Zusatzinformationen / persönliche Anmerkungen:
Vom Tag war noch viel übrig nach dem Hüttenübergang, und das Wetter machte ein wenig Hoffnung auf einen schönen Gipfeltag.
Leider zog es auf 2900 Metern zu und auch nicht mehr auf, daher stand ich oben nur im Nebel auf dem Gipfel.
Der Aufstieg war für einen Sommertag recht abenteuerlich, da fast komplett im Schnee. So war auch der Weg nicht immer zu erkennen und sehr kraftraubend.
Ob ich den Übergang zum 2 Meter höheren echten Gipfel mit Gipfelkreuz bei besseren Bedinungen gewagt hätte, weiß ich nicht, es sah jedenfalls ziemlich schwierig aus ohne Sicherung, zudem sehr ausgesetzt.
Auf den Kleinen Rifller war noch niemand gewesen, zumindest gab es keine Spuren. Der Weg war aber trotzdem kein Problem, auch wenn es ein paar glatte Platten zu überwinden gab.
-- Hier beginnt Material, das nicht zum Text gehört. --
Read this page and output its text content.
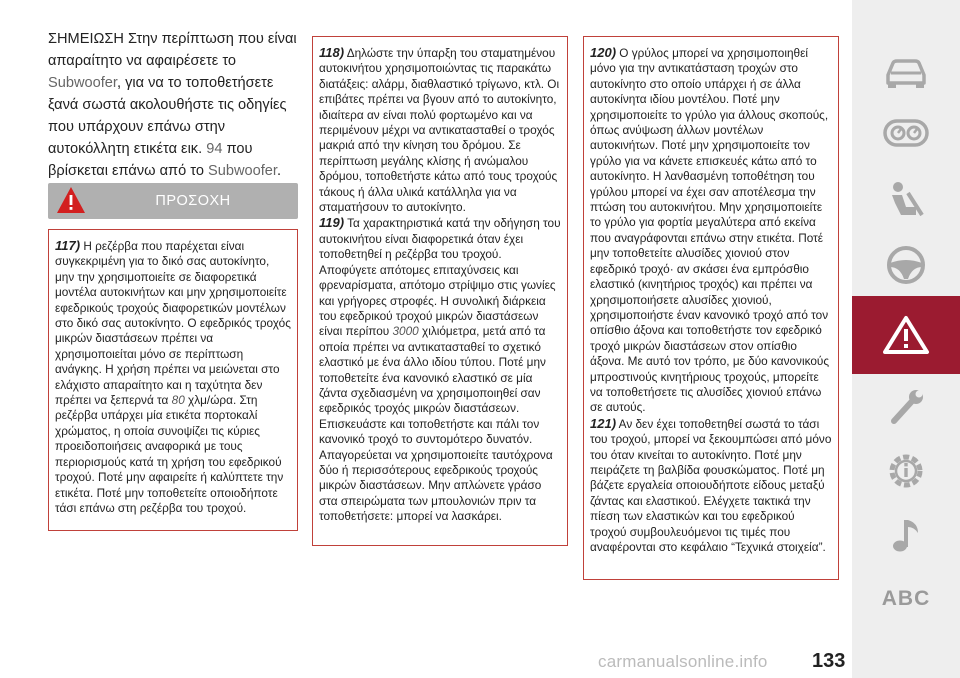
ΣΗΜΕΙΩΣΗ Στην περίπτωση που είναι απαραίτητο να αφαιρέσετε το Subwoofer, για να το τοποθετήσετε ξανά σωστά ακολουθήστε τις οδηγίες που υπάρχουν επάνω στην αυτοκόλλητη ετικέτα εικ. 94 που βρίσκεται επάνω από το Subwoofer.

ΠΡΟΣΟΧΗ

117) Η ρεζέρβα που παρέχεται είναι συγκεκριμένη για το δικό σας αυτοκίνητο, μην την χρησιμοποιείτε σε διαφορετικά μοντέλα αυτοκινήτων και μην χρησιμοποιείτε εφεδρικούς τροχούς διαφορετικών μοντέλων στο δικό σας αυτοκίνητο. Ο εφεδρικός τροχός μικρών διαστάσεων πρέπει να χρησιμοποιείται μόνο σε περίπτωση ανάγκης. Η χρήση πρέπει να μειώνεται στο ελάχιστο απαραίτητο και η ταχύτητα δεν πρέπει να ξεπερνά τα 80 χλμ/ώρα. Στη ρεζέρβα υπάρχει μία ετικέτα πορτοκαλί χρώματος, η οποία συνοψίζει τις κύριες προειδοποιήσεις αναφορικά με τους περιορισμούς κατά τη χρήση του εφεδρικού τροχού. Ποτέ μην αφαιρείτε ή καλύπτετε την ετικέτα. Ποτέ μην τοποθετείτε οποιοδήποτε τάσι επάνω στη ρεζέρβα του τροχού.

118) Δηλώστε την ύπαρξη του σταματημένου αυτοκινήτου χρησιμοποιώντας τις παρακάτω διατάξεις: αλάρμ, διαθλαστικό τρίγωνο, κτλ. Οι επιβάτες πρέπει να βγουν από το αυτοκίνητο, ιδιαίτερα αν είναι πολύ φορτωμένο και να περιμένουν μέχρι να αντικατασταθεί ο τροχός μακριά από την κίνηση του δρόμου. Σε περίπτωση μεγάλης κλίσης ή ανώμαλου δρόμου, τοποθετήστε κάτω από τους τροχούς τάκους ή άλλα υλικά κατάλληλα για να σταματήσουν το αυτοκίνητο.

119) Τα χαρακτηριστικά κατά την οδήγηση του αυτοκινήτου είναι διαφορετικά όταν έχει τοποθετηθεί η ρεζέρβα του τροχού. Αποφύγετε απότομες επιταχύνσεις και φρεναρίσματα, απότομο στρίψιμο στις γωνίες και γρήγορες στροφές. Η συνολική διάρκεια του εφεδρικού τροχού μικρών διαστάσεων είναι περίπου 3000 χιλιόμετρα, μετά από τα οποία πρέπει να αντικατασταθεί το σχετικό ελαστικό με ένα άλλο ιδίου τύπου. Ποτέ μην τοποθετείτε ένα κανονικό ελαστικό σε μία ζάντα σχεδιασμένη να χρησιμοποιηθεί σαν εφεδρικός τροχός μικρών διαστάσεων. Επισκευάστε και τοποθετήστε και πάλι τον κανονικό τροχό το συντομότερο δυνατόν. Απαγορεύεται να χρησιμοποιείτε ταυτόχρονα δύο ή περισσότερους εφεδρικούς τροχούς μικρών διαστάσεων. Μην απλώνετε γράσο στα σπειρώματα των μπουλονιών πριν τα τοποθετήσετε: μπορεί να λασκάρει.

120) Ο γρύλος μπορεί να χρησιμοποιηθεί μόνο για την αντικατάσταση τροχών στο αυτοκίνητο στο οποίο υπάρχει ή σε άλλα αυτοκίνητα ιδίου μοντέλου. Ποτέ μην χρησιμοποιείτε το γρύλο για άλλους σκοπούς, όπως ανύψωση άλλων μοντέλων αυτοκινήτων. Ποτέ μην χρησιμοποιείτε τον γρύλο για να κάνετε επισκευές κάτω από το αυτοκίνητο. Η λανθασμένη τοποθέτηση του γρύλου μπορεί να έχει σαν αποτέλεσμα την πτώση του αυτοκινήτου. Μην χρησιμοποιείτε το γρύλο για φορτία μεγαλύτερα από εκείνα που αναγράφονται επάνω στην ετικέτα. Ποτέ μην τοποθετείτε αλυσίδες χιονιού στον εφεδρικό τροχό· αν σκάσει ένα εμπρόσθιο ελαστικό (κινητήριος τροχός) και πρέπει να χρησιμοποιήσετε αλυσίδες χιονιού, χρησιμοποιήστε έναν κανονικό τροχό από τον οπίσθιο άξονα και τοποθετήστε τον εφεδρικό τροχό μικρών διαστάσεων στον οπίσθιο άξονα. Με αυτό τον τρόπο, με δύο κανονικούς μπροστινούς κινητήριους τροχούς, μπορείτε να τοποθετήσετε τις αλυσίδες χιονιού επάνω σε αυτούς.

121) Αν δεν έχει τοποθετηθεί σωστά το τάσι του τροχού, μπορεί να ξεκουμπώσει από μόνο του όταν κινείται το αυτοκίνητο. Ποτέ μην πειράζετε τη βαλβίδα φουσκώματος. Ποτέ μη βάζετε εργαλεία οποιουδήποτε είδους μεταξύ ζάντας και ελαστικού. Ελέγχετε τακτικά την πίεση των ελαστικών και του εφεδρικού τροχού συμβουλευόμενοι τις τιμές που αναφέρονται στο κεφάλαιο “Τεχνικά στοιχεία”.

ABC
carmanualsonline.info 133
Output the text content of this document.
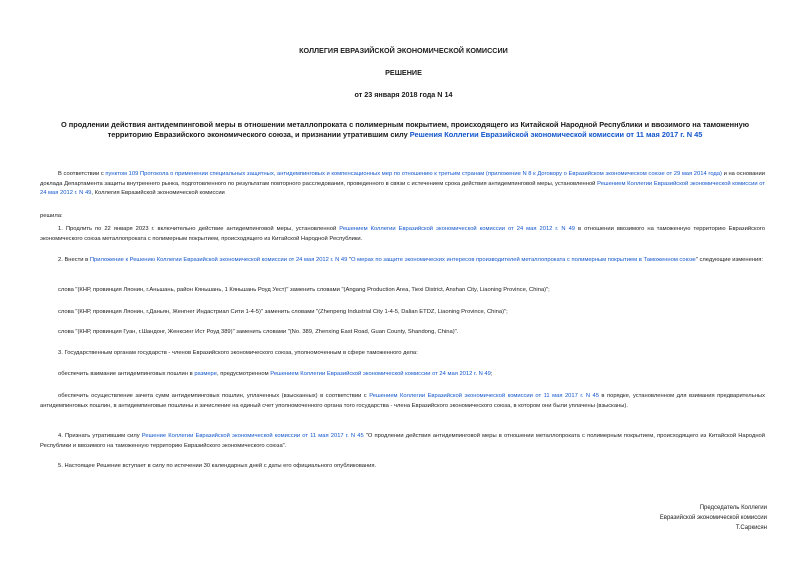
КОЛЛЕГИЯ ЕВРАЗИЙСКОЙ ЭКОНОМИЧЕСКОЙ КОМИССИИ
РЕШЕНИЕ
от 23 января 2018 года N 14
О продлении действия антидемпинговой меры в отношении металлопроката с полимерным покрытием, происходящего из Китайской Народной Республики и ввозимого на таможенную территорию Евразийского экономического союза, и признании утратившим силу Решения Коллегии Евразийской экономической комиссии от 11 мая 2017 г. N 45
В соответствии с пунктом 109 Протокола о применении специальных защитных, антидемпинговых и компенсационных мер по отношению к третьим странам (приложение N 8 к Договору о Евразийском экономическом союзе от 29 мая 2014 года) и на основании доклада Департамента защиты внутреннего рынка, подготовленного по результатам повторного расследования, проведенного в связи с истечением срока действия антидемпинговой меры, установленной Решением Коллегии Евразийской экономической комиссии от 24 мая 2012 г. N 49, Коллегия Евразийской экономической комиссии
решила:
1. Продлить по 22 января 2023 г. включительно действие антидемпинговой меры, установленной Решением Коллегии Евразийской экономической комиссии от 24 мая 2012 г. N 49 в отношении ввозимого на таможенную территорию Евразийского экономического союза металлопроката с полимерным покрытием, происходящего из Китайской Народной Республики.
2. Внести в Приложение к Решению Коллегии Евразийской экономической комиссии от 24 мая 2012 г. N 49 "О мерах по защите экономических интересов производителей металлопроката с полимерным покрытием в Таможенном союзе" следующие изменения:
слова "(КНР, провинция Ляонин, г.Аньшань, район Кяньшань, 1 Кяньшань Роуд Уест)" заменить словами "(Angang Production Area, Tiexi District, Anshan City, Liaoning Province, China)";
слова "(КНР, провинция Ляонин, г.Даньян, Женгнег Индастриал Сити 1-4-5)" заменить словами "(Zhenpeng Industrial City 1-4-5, Dalian ETDZ, Liaoning Province, China)";
слова "(КНР, провинция Гуан, г.Шандонг, Женксинг Ист Роуд 389)" заменить словами "(No. 389, Zhenxing East Road, Guan County, Shandong, China)".
3. Государственным органам государств - членов Евразийского экономического союза, уполномоченным в сфере таможенного дела:
обеспечить взимание антидемпинговых пошлин в размере, предусмотренном Решением Коллегии Евразийской экономической комиссии от 24 мая 2012 г. N 49;
обеспечить осуществление зачета сумм антидемпинговых пошлин, уплаченных (взысканных) в соответствии с Решением Коллегии Евразийской экономической комиссии от 11 мая 2017 г. N 45 в порядке, установленном для взимания предварительных антидемпинговых пошлин, в антидемпинговые пошлины и зачисление на единый счет уполномоченного органа того государства - члена Евразийского экономического союза, в котором они были уплачены (взысканы).
4. Признать утратившим силу Решение Коллегии Евразийской экономической комиссии от 11 мая 2017 г. N 45 "О продлении действия антидемпинговой меры в отношении металлопроката с полимерным покрытием, происходящего из Китайской Народной Республики и ввозимого на таможенную территорию Евразийского экономического союза".
5. Настоящее Решение вступает в силу по истечении 30 календарных дней с даты его официального опубликования.
Председатель Коллегии
Евразийской экономической комиссии
Т.Саркисян
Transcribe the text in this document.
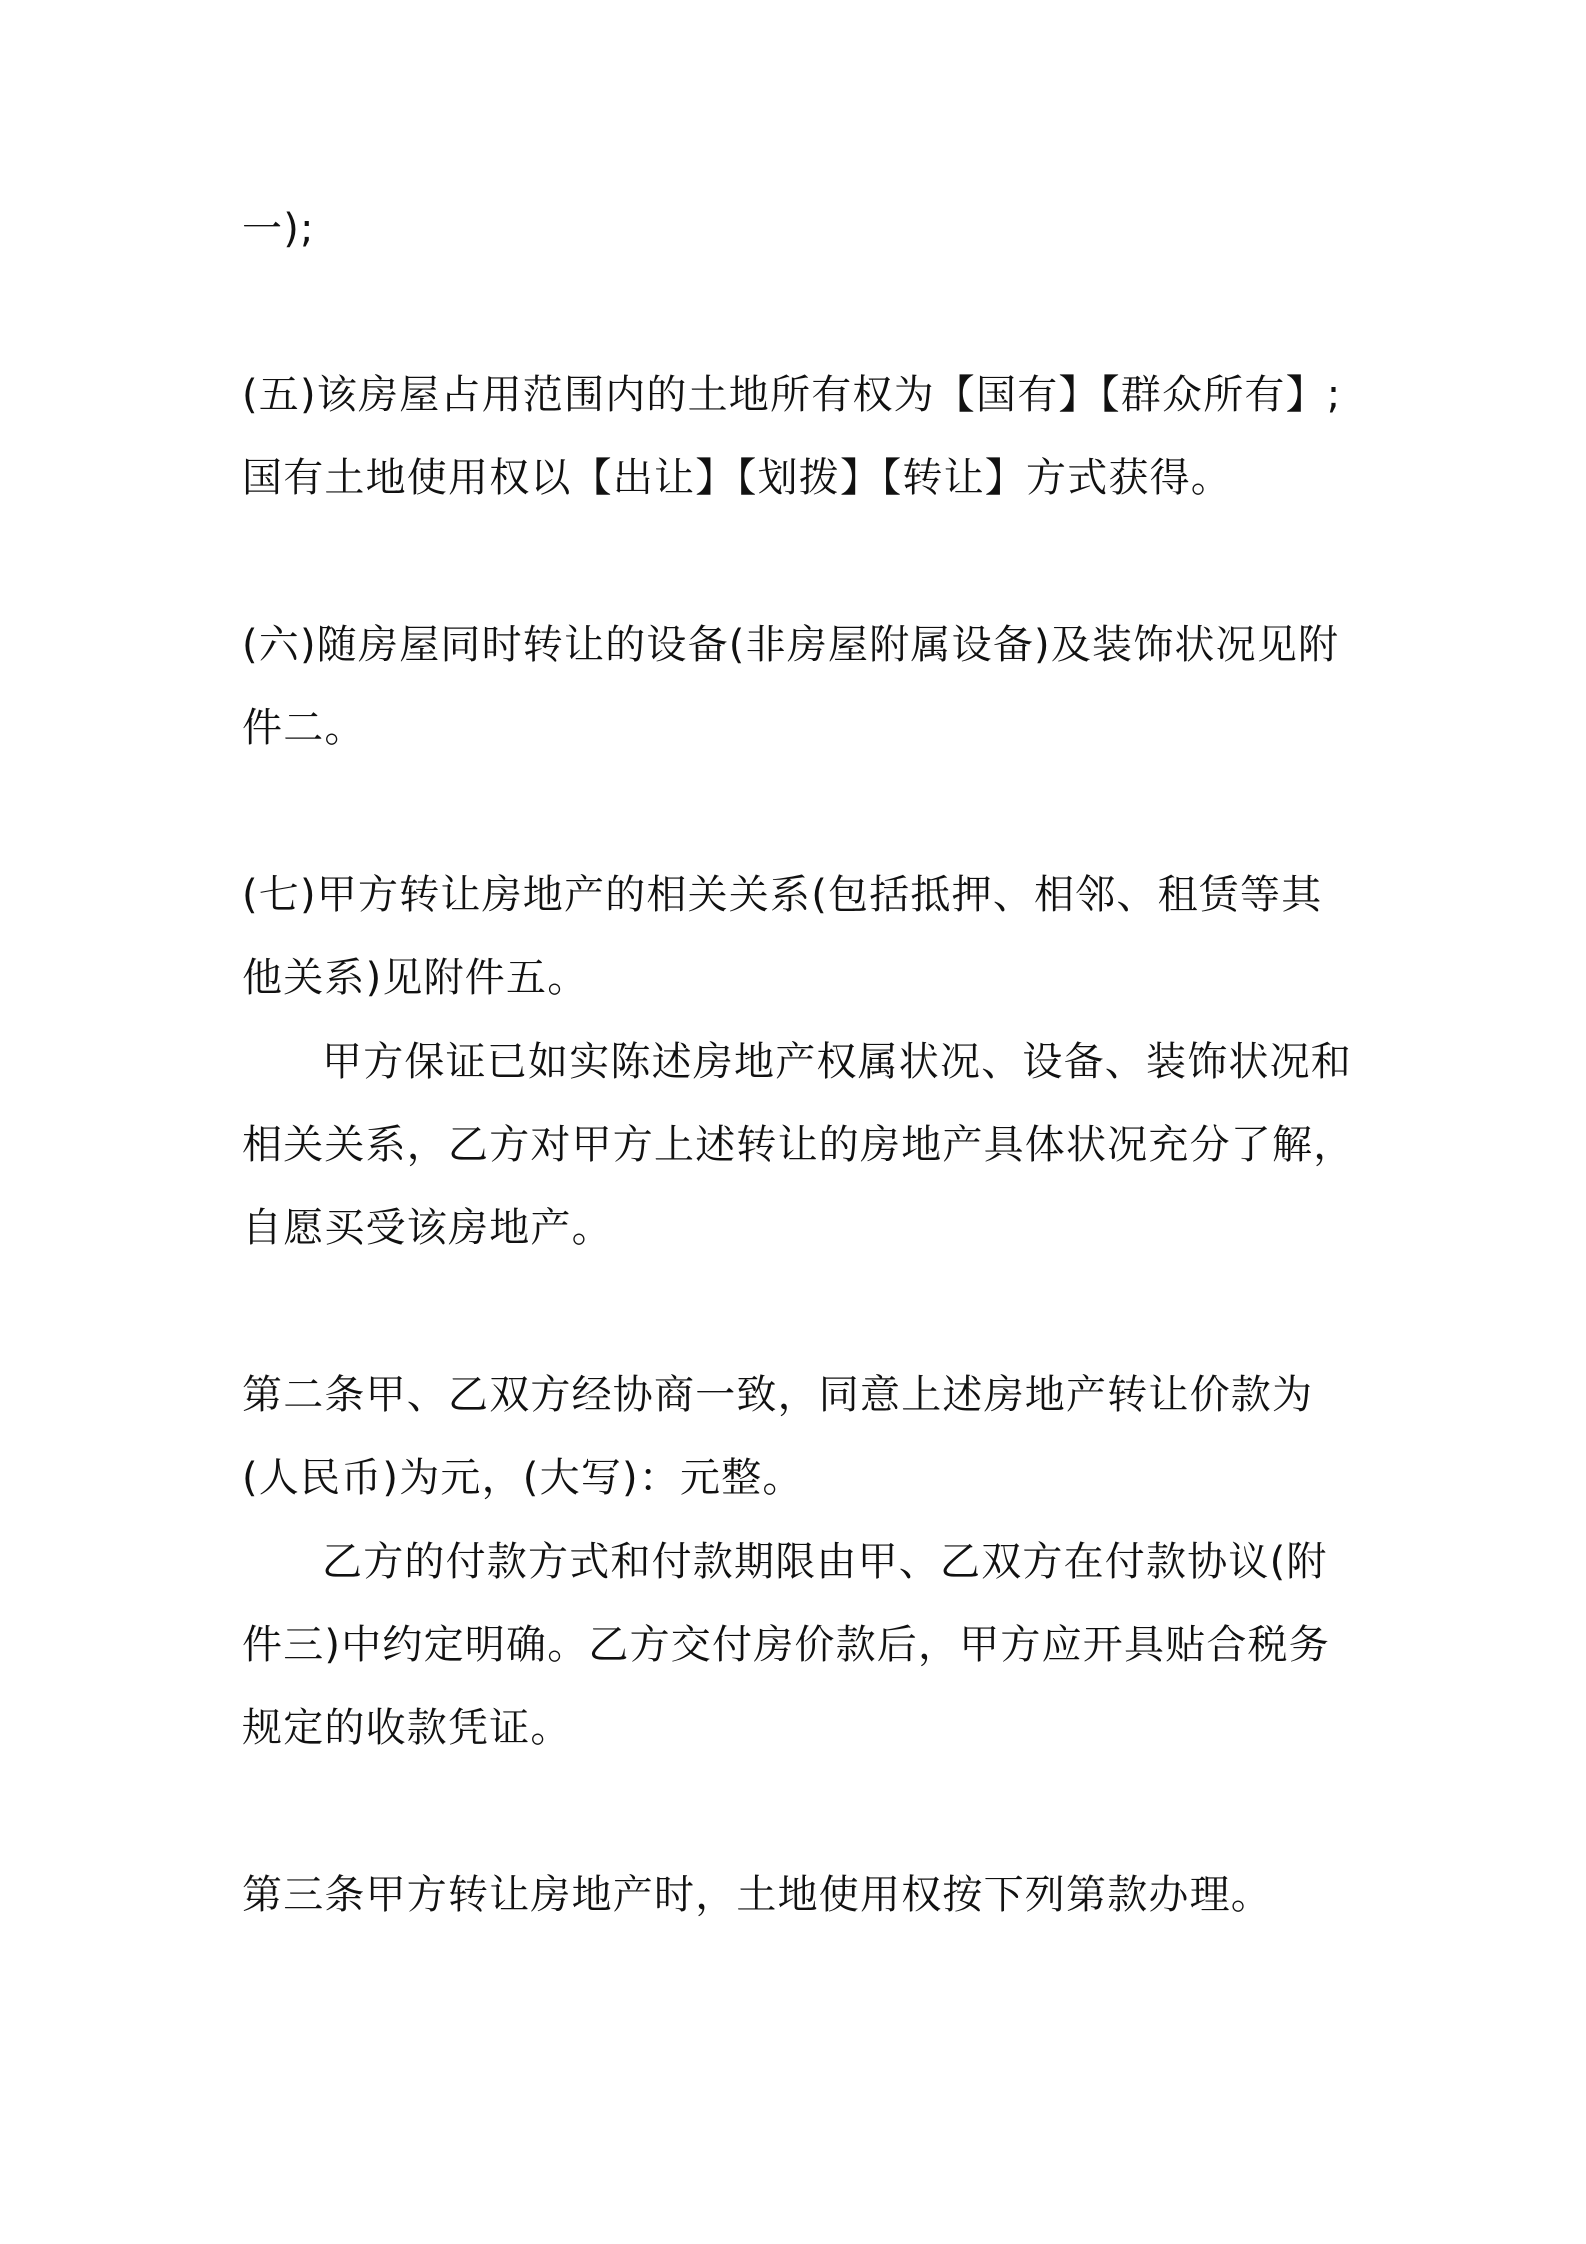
一);

(五)该房屋占用范围内的土地所有权为【国有】【群众所有】;国有土地使用权以【出让】【划拨】【转让】方式获得。

(六)随房屋同时转让的设备(非房屋附属设备)及装饰状况见附件二。

(七)甲方转让房地产的相关关系(包括抵押、相邻、租赁等其他关系)见附件五。

甲方保证已如实陈述房地产权属状况、设备、装饰状况和相关关系，乙方对甲方上述转让的房地产具体状况充分了解，自愿买受该房地产。

第二条甲、乙双方经协商一致，同意上述房地产转让价款为(人民币)为元，(大写)：元整。

乙方的付款方式和付款期限由甲、乙双方在付款协议(附件三)中约定明确。乙方交付房价款后，甲方应开具贴合税务规定的收款凭证。

第三条甲方转让房地产时，土地使用权按下列第款办理。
Zurück an der Hütte musste ich dann mit Entsetzen feststellen, dass es ein Fehler war, ohne Sonnenbrille aufzusteigen. Diese hatte ich im Tal vergessen und somit wurde ich mit einer teilweisen Schneeblindheit bestraft. Die ganze Nacht tränten meine Augen ununterbrochen und es fühlte sich an, als hätte ich Sand im Auge. Noch mehrere Tage danach konnte ich nicht ohne Schwerzen ins helle Licht schauen und musste ständig eine Sonnenbrille tragen.
Daher noch mal für mich und alle anderen zur Erinnerung: IMMER eine Sonnenbrille im Schnee tragen, auch wenn das Wetter trüb ist. 1 Stunde länger und es hätte mich richtig übel erwischt!